As of late Tuesday night, the National Hurricane Center in Miami said Iota was carrying maximum sustained winds of 65 kilometers an hour on a path towards Tegucigalpa, Honduras.
Forecasters say Tropical Storm Iota will dump between 7 to 20 kilometers of rain on a stretch of Central America from southern Nicaragua to southern Belize overnight, leading to “significant, life-threatening flash flooding and river flooding,” along with mudslides in higher areas.

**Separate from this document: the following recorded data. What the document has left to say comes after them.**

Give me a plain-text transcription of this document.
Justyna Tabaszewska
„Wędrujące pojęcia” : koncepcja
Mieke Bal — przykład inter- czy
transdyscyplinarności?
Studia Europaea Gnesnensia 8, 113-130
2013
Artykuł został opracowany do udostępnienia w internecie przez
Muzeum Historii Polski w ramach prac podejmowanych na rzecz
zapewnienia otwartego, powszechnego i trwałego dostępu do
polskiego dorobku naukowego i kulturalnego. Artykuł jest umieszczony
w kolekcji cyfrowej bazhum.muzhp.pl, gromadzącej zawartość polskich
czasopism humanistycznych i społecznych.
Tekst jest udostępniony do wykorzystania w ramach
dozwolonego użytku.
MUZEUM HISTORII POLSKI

The storm is expected to weaken to a tropical depression through the night before dissipating sometime Wednesday.
Iota made landfall Monday on the northeastern coast of Nicaragua Monday carrying maximum winds of 210 kilometers an hour, then grew in speed to 250 kilometers an hour, becoming a Category 5 storm -- the top level on the five-level scale that measures a storm’s potential destructiveness.

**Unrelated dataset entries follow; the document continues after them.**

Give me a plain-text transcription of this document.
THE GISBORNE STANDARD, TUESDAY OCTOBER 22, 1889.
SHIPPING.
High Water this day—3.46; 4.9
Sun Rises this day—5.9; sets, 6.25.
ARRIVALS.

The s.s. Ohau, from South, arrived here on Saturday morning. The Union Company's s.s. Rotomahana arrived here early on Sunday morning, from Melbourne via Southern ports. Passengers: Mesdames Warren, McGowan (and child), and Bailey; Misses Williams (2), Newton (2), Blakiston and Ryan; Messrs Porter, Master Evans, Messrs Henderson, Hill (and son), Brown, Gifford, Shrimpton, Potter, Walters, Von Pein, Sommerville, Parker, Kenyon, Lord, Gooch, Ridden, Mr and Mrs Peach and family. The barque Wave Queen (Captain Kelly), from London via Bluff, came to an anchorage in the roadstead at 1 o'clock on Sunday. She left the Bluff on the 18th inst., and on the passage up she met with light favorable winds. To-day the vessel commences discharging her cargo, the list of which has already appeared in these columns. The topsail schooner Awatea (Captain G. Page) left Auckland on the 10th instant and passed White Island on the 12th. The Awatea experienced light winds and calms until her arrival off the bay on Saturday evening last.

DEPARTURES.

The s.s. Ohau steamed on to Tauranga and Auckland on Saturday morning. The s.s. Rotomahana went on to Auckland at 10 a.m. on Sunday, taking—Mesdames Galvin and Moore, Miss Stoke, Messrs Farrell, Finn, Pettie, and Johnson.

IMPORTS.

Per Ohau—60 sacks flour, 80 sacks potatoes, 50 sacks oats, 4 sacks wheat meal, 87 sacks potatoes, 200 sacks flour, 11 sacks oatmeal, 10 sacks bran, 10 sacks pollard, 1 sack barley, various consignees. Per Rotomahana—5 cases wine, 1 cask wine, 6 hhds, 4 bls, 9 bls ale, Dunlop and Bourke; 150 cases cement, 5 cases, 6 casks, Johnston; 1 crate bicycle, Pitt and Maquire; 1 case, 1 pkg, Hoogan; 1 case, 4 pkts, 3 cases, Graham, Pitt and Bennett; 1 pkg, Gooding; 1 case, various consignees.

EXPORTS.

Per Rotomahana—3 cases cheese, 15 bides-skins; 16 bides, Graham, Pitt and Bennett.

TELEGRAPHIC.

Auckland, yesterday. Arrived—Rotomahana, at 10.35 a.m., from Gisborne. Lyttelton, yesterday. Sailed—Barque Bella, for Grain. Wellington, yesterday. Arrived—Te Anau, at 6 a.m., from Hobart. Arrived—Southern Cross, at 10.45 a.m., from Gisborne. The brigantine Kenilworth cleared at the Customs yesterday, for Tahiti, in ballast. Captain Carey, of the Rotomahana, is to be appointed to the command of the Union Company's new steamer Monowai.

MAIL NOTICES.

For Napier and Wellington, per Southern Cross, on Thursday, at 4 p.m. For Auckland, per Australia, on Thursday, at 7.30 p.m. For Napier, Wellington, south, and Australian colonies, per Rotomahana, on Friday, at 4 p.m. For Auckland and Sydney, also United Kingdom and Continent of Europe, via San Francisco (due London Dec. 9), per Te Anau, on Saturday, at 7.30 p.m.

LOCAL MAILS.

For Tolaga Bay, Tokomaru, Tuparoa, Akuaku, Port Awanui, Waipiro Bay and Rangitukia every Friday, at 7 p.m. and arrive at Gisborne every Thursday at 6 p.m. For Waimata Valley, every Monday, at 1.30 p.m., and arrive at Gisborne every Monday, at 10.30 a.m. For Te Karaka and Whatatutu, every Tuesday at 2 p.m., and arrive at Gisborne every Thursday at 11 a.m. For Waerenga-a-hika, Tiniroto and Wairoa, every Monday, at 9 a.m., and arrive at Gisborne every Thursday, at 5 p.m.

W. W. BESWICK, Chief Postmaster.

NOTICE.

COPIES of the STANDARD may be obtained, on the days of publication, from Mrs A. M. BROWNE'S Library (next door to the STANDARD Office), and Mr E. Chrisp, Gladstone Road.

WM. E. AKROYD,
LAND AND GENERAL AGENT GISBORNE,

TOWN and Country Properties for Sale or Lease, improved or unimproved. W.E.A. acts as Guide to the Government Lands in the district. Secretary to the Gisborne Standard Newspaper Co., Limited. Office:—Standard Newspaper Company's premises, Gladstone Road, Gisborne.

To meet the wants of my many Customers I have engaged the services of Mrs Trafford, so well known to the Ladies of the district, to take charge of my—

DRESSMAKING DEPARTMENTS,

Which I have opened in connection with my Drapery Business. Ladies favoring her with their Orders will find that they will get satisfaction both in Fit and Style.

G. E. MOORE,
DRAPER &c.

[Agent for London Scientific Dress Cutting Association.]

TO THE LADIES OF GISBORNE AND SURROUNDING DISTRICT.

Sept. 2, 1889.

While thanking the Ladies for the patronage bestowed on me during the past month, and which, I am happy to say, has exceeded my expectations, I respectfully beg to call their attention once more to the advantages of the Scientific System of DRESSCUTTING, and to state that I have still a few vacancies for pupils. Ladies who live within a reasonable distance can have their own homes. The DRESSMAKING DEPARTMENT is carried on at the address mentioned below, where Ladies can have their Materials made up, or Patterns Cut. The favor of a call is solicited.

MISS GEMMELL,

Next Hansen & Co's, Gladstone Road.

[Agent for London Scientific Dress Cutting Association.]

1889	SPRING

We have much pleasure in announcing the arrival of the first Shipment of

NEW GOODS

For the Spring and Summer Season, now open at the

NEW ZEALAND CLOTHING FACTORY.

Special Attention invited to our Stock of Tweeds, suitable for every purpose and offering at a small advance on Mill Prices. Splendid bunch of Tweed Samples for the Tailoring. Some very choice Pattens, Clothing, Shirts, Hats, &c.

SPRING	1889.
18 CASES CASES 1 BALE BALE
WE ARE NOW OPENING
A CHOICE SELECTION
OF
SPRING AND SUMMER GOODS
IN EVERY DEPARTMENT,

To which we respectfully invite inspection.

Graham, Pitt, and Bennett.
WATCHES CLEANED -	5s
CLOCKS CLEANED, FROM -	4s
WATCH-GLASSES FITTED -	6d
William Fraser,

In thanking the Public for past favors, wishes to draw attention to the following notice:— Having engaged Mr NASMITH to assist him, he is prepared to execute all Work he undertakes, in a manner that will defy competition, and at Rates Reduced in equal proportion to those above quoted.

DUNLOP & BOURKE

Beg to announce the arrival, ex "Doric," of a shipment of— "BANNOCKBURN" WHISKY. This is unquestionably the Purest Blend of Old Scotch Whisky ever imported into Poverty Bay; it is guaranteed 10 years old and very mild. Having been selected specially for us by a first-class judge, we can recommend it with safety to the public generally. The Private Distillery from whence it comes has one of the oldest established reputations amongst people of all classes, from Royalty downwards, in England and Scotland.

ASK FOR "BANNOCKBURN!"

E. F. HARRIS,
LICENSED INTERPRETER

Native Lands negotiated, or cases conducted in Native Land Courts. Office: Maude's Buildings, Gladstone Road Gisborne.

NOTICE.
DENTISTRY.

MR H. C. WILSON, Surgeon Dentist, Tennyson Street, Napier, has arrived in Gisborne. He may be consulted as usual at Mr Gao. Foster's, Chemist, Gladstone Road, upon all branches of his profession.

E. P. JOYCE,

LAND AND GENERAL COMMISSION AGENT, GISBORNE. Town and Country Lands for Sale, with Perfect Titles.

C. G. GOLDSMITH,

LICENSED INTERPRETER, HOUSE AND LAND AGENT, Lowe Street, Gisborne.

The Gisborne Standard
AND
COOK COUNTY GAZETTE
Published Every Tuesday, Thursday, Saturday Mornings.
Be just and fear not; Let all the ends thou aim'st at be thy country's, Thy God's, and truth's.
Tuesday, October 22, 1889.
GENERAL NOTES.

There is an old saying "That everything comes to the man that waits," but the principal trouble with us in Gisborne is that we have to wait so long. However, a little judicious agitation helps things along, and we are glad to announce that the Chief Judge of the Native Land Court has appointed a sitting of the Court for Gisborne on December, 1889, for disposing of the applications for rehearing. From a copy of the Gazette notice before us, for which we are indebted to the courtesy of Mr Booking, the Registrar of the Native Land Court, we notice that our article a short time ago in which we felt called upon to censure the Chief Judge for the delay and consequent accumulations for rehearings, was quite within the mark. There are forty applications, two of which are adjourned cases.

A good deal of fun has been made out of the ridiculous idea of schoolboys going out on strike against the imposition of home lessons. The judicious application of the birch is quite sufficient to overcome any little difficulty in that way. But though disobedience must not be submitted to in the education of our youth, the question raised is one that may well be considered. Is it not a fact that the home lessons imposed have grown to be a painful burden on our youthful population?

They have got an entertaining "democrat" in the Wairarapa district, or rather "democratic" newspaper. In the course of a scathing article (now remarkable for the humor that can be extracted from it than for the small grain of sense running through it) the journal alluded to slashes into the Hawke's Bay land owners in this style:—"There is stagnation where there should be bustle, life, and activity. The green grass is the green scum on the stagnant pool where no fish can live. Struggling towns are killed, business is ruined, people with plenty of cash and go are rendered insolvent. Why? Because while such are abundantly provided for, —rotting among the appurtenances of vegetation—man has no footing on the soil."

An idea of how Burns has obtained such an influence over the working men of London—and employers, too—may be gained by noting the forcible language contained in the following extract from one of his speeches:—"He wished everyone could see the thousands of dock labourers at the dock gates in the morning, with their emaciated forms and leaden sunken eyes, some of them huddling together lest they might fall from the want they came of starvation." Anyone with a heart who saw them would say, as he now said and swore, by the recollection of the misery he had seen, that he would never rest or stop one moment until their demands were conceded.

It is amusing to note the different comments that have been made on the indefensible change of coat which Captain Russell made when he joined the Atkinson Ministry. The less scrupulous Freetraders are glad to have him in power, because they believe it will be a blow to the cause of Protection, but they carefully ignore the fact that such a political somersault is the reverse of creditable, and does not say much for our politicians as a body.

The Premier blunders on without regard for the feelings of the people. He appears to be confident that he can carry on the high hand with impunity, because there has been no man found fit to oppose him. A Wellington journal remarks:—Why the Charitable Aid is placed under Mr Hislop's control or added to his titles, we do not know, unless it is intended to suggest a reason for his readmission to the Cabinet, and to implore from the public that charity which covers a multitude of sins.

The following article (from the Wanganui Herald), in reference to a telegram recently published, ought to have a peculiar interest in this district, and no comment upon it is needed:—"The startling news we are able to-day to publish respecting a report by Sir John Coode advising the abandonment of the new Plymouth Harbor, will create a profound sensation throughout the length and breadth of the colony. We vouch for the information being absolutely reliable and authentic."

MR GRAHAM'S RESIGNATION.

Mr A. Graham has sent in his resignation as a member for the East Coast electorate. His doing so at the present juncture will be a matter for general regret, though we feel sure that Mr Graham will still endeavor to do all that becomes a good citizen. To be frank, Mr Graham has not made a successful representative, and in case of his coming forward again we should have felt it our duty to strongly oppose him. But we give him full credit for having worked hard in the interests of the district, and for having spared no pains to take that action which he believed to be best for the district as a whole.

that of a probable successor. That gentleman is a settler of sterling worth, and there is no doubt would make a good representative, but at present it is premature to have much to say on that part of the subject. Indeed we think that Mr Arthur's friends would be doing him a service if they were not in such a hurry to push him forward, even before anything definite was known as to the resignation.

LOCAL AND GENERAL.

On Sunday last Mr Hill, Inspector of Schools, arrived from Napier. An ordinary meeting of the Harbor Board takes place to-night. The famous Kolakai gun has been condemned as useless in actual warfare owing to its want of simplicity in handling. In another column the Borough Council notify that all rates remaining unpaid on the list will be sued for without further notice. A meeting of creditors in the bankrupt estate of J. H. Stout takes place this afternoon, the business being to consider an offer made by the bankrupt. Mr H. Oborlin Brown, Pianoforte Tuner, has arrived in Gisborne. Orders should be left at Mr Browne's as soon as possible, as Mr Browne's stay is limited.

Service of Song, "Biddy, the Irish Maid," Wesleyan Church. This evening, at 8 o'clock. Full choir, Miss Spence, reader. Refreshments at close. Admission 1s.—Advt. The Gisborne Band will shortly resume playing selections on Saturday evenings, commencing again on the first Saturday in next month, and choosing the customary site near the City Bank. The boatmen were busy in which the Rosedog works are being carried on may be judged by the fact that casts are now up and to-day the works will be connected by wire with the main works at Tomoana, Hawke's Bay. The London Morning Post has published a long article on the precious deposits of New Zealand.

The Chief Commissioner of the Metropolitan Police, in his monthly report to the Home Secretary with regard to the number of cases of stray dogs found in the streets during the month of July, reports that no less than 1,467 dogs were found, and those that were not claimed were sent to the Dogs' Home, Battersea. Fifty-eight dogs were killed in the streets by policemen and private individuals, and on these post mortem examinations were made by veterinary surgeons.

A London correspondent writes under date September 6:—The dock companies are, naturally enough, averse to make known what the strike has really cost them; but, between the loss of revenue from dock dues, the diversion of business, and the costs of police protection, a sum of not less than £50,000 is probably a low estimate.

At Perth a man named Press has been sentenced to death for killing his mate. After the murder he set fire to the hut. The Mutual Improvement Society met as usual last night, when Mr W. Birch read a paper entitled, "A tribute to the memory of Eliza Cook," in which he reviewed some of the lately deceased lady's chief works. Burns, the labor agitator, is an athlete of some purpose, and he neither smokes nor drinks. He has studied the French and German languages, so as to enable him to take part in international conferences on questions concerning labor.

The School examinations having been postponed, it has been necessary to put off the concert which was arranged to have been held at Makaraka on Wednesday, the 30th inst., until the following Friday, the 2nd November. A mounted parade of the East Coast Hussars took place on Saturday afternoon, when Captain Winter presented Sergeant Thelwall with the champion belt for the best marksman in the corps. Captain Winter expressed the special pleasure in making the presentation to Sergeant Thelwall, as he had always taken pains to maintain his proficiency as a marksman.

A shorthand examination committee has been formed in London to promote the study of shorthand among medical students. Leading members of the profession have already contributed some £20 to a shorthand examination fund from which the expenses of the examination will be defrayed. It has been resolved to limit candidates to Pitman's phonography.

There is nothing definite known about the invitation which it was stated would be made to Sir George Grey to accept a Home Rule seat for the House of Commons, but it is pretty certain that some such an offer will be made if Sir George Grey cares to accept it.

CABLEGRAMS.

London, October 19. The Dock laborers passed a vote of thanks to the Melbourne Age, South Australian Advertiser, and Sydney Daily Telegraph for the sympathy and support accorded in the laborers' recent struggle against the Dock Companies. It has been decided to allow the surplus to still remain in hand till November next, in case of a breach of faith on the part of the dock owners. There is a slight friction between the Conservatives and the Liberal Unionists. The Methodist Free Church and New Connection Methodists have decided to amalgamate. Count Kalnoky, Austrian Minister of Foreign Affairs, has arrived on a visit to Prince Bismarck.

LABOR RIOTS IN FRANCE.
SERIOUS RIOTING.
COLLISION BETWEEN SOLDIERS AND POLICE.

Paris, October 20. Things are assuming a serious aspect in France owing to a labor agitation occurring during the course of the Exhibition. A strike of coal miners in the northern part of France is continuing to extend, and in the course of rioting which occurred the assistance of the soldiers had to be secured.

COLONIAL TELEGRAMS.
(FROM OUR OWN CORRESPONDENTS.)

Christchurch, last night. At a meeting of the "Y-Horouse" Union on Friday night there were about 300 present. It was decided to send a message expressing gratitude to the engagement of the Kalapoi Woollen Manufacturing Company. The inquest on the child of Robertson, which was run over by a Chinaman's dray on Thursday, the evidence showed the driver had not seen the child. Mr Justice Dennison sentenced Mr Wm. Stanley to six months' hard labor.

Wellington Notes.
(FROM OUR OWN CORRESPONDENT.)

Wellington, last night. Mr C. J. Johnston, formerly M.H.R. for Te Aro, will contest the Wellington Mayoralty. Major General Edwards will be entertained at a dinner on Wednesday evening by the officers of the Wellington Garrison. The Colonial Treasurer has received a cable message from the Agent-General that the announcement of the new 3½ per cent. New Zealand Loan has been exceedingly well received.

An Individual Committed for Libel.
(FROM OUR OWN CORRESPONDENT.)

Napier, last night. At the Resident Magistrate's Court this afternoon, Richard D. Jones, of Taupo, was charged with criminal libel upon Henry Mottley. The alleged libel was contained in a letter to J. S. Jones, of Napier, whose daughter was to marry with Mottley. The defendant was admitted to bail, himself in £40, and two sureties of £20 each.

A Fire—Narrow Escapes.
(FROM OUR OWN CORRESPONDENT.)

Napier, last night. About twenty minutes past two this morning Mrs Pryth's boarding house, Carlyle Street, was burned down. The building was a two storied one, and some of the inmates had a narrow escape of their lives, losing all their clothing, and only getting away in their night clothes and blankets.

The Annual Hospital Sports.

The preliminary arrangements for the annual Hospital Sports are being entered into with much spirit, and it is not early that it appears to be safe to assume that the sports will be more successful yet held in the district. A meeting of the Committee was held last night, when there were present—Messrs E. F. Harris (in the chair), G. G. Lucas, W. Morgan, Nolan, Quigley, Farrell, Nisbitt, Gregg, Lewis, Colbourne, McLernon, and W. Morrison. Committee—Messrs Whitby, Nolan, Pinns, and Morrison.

The storm left scores of communities cut off from the outside world and forced thousands of residents to evacuate their homes. At least eight people across the region have been killed, including two children who reportedly drowned while trying to cross a flooded river in Nicaragua.
At least one person died in Providencia island, located in Colombia’s Caribbean archipelago, while another person was killed in Panama’s western Ngabe Bugle indigenous community.
Iota is the 30th named storm of this year’s record-setting Atlantic hurricane season. It struck just south of where Hurricane Eta made landfall on November 3 as a Category 4 storm, triggering flash flooding and landslides over parts of Central America and killing more than 130 people.